Example with plant dataset:

Here the labels such as, partly_cloudy, primary for a particular image will finally be converted to numerical values such as [0 1 0 0 0 1] (assuming that the places of 1’s correspond to the class partly_cloudy and primary respectively and there are a total of 6 labels). But, for example, if we are not sure about partly_cloudy and we are only 70% confident, the soft label scheme would be something like [0 0.7 0 0 0 1] for training label.



If they are one-hot (not really ones I understand) encoded, you can use the data block API and pass the option encoded=True (not sure of the name) at your label call. This should work.


(Arkar Aung) #3

Thanks for your reply @sgugger. Are you talking about one_hot in MultiCategoryList? I cannot find encoded that you mentioned.



Yes, that one! Sorry I didn’t remember the name properly :wink:


(Arkar Aung) #5

Thanks a lot for you time @sgugger. I tried to figure out what I wanted to do. But I am having some problems understanding how to plug in MultiCategoryList with ImageItemList.

What I have right now is a dataframe such as:

Essentially, the network would have four output nodes with sigmoid activation units and the training labels are probability values.

I want to pass those classes with MultiCategoryList.

What I am currently doing is:

data_src = (ImageItemList.from_df(df=df, path=parent_path, folder='train')
            .label_from_df(cols=['class1','class2','class3','class4'], label_cls=MultiCategoryList))

How can I connect this up with MultiCategoryList where I would say one_hot to be True?

1 Like

(Arkar Aung) #6

What I found out was that if I treat my lables as FloatList rather than MultiCategoryList, I can at least create a DataBunch.

One more thing which makes me wonder is: Are the labels of MultiCategoryList essentially similar to FloatList with values being 1.0 for correct classes and 0.0 for incorrect classes?



In your label col:

data_src = (ImageItemList.from_df(df=df, path=parent_path, folder='train')
            .label_from_df(cols=['class1','class2','class3','class4'], label_cls=MultiCategoryList, one_hot=True))

and don’t forget to split before.

Using FloatList will also work, but it will make the loss function of your model MSE, so you will need to adjust that manually.


(Arkar Aung) #8

Oh I see. Thanks a lot for pointing out that the loss will be MSE with FloatList.

When I tried what you mentioned, DataBunch shows something like this for labels:

y: MultiCategoryList

I thought it didn’t work. But when I checked the batch of y values in train_dl, floating point values are indeed loaded.



You also have to pass classes when using one-hot encoded labels like this, because the API can’t guess them. That’s why your visualization is weird. It will still be a bit weird though, as your labels are supposed to be 0. or 1. and they won’t.


(Arkar Aung) #10

Thanks again for pointing that out. I thought specifying cols was enough.

So, it should be something like this.
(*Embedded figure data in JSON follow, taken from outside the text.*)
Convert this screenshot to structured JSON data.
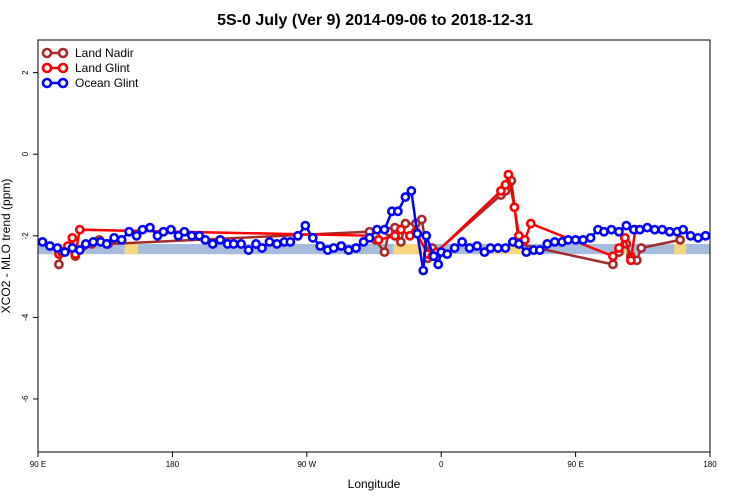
{
  "chart_data": {
    "type": "line",
    "title": "5S-0 July (Ver 9)   2014-09-06 to 2018-12-31",
    "xlabel": "Longitude",
    "ylabel": "XCO2 - MLO trend (ppm)",
    "xlim": [
      90,
      540
    ],
    "ylim": [
      -7.3,
      2.8
    ],
    "x_ticks": [
      {
        "value": 90,
        "label": "90 E"
      },
      {
        "value": 180,
        "label": "180"
      },
      {
        "value": 270,
        "label": "90 W"
      },
      {
        "value": 360,
        "label": "0"
      },
      {
        "value": 450,
        "label": "90 E"
      },
      {
        "value": 540,
        "label": "180"
      }
    ],
    "y_ticks": [
      {
        "value": 2,
        "label": "2"
      },
      {
        "value": 0,
        "label": "0"
      },
      {
        "value": -2,
        "label": "-2"
      },
      {
        "value": -4,
        "label": "-4"
      },
      {
        "value": -6,
        "label": "-6"
      }
    ],
    "legend_position": "top-left",
    "series": [
      {
        "name": "Land Nadir",
        "color": "#a52a2a",
        "points": [
          [
            104,
            -2.7
          ],
          [
            106,
            -2.4
          ],
          [
            110,
            -2.3
          ],
          [
            115,
            -2.5
          ],
          [
            126,
            -2.2
          ],
          [
            131,
            -2.1
          ],
          [
            137,
            -2.2
          ],
          [
            312,
            -1.9
          ],
          [
            316,
            -2.1
          ],
          [
            322,
            -2.4
          ],
          [
            325,
            -1.9
          ],
          [
            329,
            -1.8
          ],
          [
            333,
            -2.15
          ],
          [
            336,
            -1.7
          ],
          [
            343,
            -1.7
          ],
          [
            347,
            -1.6
          ],
          [
            351,
            -2.55
          ],
          [
            354,
            -2.3
          ],
          [
            355,
            -2.45
          ],
          [
            400,
            -1.0
          ],
          [
            403,
            -0.9
          ],
          [
            407,
            -0.65
          ],
          [
            412,
            -2.2
          ],
          [
            475,
            -2.7
          ],
          [
            479,
            -2.4
          ],
          [
            484,
            -2.2
          ],
          [
            487,
            -2.5
          ],
          [
            491,
            -2.6
          ],
          [
            494,
            -2.3
          ],
          [
            520,
            -2.1
          ]
        ]
      },
      {
        "name": "Land Glint",
        "color": "#ff0000",
        "points": [
          [
            104,
            -2.45
          ],
          [
            106,
            -2.4
          ],
          [
            110,
            -2.25
          ],
          [
            113,
            -2.05
          ],
          [
            115,
            -2.45
          ],
          [
            118,
            -1.85
          ],
          [
            316,
            -2.0
          ],
          [
            318,
            -2.1
          ],
          [
            329,
            -2.0
          ],
          [
            333,
            -1.85
          ],
          [
            339,
            -2.0
          ],
          [
            343,
            -1.9
          ],
          [
            351,
            -2.45
          ],
          [
            354,
            -2.5
          ],
          [
            357,
            -2.4
          ],
          [
            400,
            -0.9
          ],
          [
            403,
            -0.75
          ],
          [
            405,
            -0.5
          ],
          [
            409,
            -1.3
          ],
          [
            412,
            -2.0
          ],
          [
            416,
            -2.1
          ],
          [
            420,
            -1.7
          ],
          [
            475,
            -2.5
          ],
          [
            479,
            -2.3
          ],
          [
            483,
            -2.05
          ],
          [
            487,
            -2.6
          ],
          [
            490,
            -1.85
          ]
        ]
      },
      {
        "name": "Ocean Glint",
        "color": "#0000ff",
        "points": [
          [
            93,
            -2.15
          ],
          [
            98,
            -2.25
          ],
          [
            103,
            -2.3
          ],
          [
            108,
            -2.4
          ],
          [
            113,
            -2.3
          ],
          [
            118,
            -2.35
          ],
          [
            122,
            -2.2
          ],
          [
            127,
            -2.15
          ],
          [
            132,
            -2.15
          ],
          [
            136,
            -2.2
          ],
          [
            141,
            -2.05
          ],
          [
            146,
            -2.1
          ],
          [
            151,
            -1.9
          ],
          [
            156,
            -2.0
          ],
          [
            160,
            -1.85
          ],
          [
            165,
            -1.8
          ],
          [
            170,
            -2.0
          ],
          [
            174,
            -1.9
          ],
          [
            179,
            -1.85
          ],
          [
            184,
            -2.0
          ],
          [
            188,
            -1.9
          ],
          [
            193,
            -2.0
          ],
          [
            198,
            -2.0
          ],
          [
            202,
            -2.1
          ],
          [
            207,
            -2.2
          ],
          [
            212,
            -2.1
          ],
          [
            217,
            -2.2
          ],
          [
            221,
            -2.2
          ],
          [
            226,
            -2.2
          ],
          [
            231,
            -2.35
          ],
          [
            236,
            -2.2
          ],
          [
            240,
            -2.3
          ],
          [
            245,
            -2.15
          ],
          [
            250,
            -2.2
          ],
          [
            255,
            -2.15
          ],
          [
            259,
            -2.15
          ],
          [
            264,
            -2.0
          ],
          [
            269,
            -1.75
          ],
          [
            274,
            -2.05
          ],
          [
            279,
            -2.25
          ],
          [
            284,
            -2.35
          ],
          [
            288,
            -2.3
          ],
          [
            293,
            -2.25
          ],
          [
            298,
            -2.35
          ],
          [
            303,
            -2.3
          ],
          [
            308,
            -2.15
          ],
          [
            312,
            -2.05
          ],
          [
            317,
            -1.85
          ],
          [
            322,
            -1.85
          ],
          [
            327,
            -1.4
          ],
          [
            331,
            -1.4
          ],
          [
            336,
            -1.05
          ],
          [
            340,
            -0.9
          ],
          [
            344,
            -1.95
          ],
          [
            348,
            -2.85
          ],
          [
            350,
            -2.0
          ],
          [
            355,
            -2.5
          ],
          [
            358,
            -2.7
          ],
          [
            360,
            -2.4
          ],
          [
            364,
            -2.45
          ],
          [
            369,
            -2.3
          ],
          [
            374,
            -2.15
          ],
          [
            379,
            -2.3
          ],
          [
            384,
            -2.25
          ],
          [
            389,
            -2.4
          ],
          [
            393,
            -2.3
          ],
          [
            398,
            -2.3
          ],
          [
            403,
            -2.3
          ],
          [
            408,
            -2.15
          ],
          [
            412,
            -2.2
          ],
          [
            417,
            -2.4
          ],
          [
            422,
            -2.35
          ],
          [
            426,
            -2.35
          ],
          [
            431,
            -2.2
          ],
          [
            436,
            -2.15
          ],
          [
            441,
            -2.15
          ],
          [
            445,
            -2.1
          ],
          [
            450,
            -2.1
          ],
          [
            455,
            -2.1
          ],
          [
            460,
            -2.05
          ],
          [
            465,
            -1.85
          ],
          [
            469,
            -1.9
          ],
          [
            474,
            -1.85
          ],
          [
            479,
            -1.9
          ],
          [
            484,
            -1.75
          ],
          [
            489,
            -1.85
          ],
          [
            493,
            -1.85
          ],
          [
            498,
            -1.8
          ],
          [
            503,
            -1.85
          ],
          [
            508,
            -1.85
          ],
          [
            513,
            -1.9
          ],
          [
            518,
            -1.9
          ],
          [
            522,
            -1.85
          ],
          [
            527,
            -2.0
          ],
          [
            532,
            -2.05
          ],
          [
            537,
            -2.0
          ]
        ]
      }
    ]
  }
}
Is it correct?

data_src = (ImageItemList.from_df(df=df, path=parent_path, folder='train')
            .label_from_df(cols=['class1','class2','class3','class4'], label_cls=MultiCategoryList, one_hot=True, classes=['class1','class2','class3','class4']))

MultiCategoryList should pick up that extra kwarg, classes from label_from_df, is that correct?



It should yes, though your are right,specifying cols should be enough. Let me know if this new line changes anything.


(Arkar Aung) #12

As far as I can see, the addition of classes parameter does not change anything. As expected, the output for labels with probabilities values are not show (as you have mentioned).


(Peter Zacho) #13

Did you manage to solve this problem? I’m really interested as I’ve got a similar data set. Any references to working code is much appreciated.


(Arkar Aung) #15

Yes, I solved by specifying MultiCategoryList for label_cls and one_hot as True. Also add cols parameter.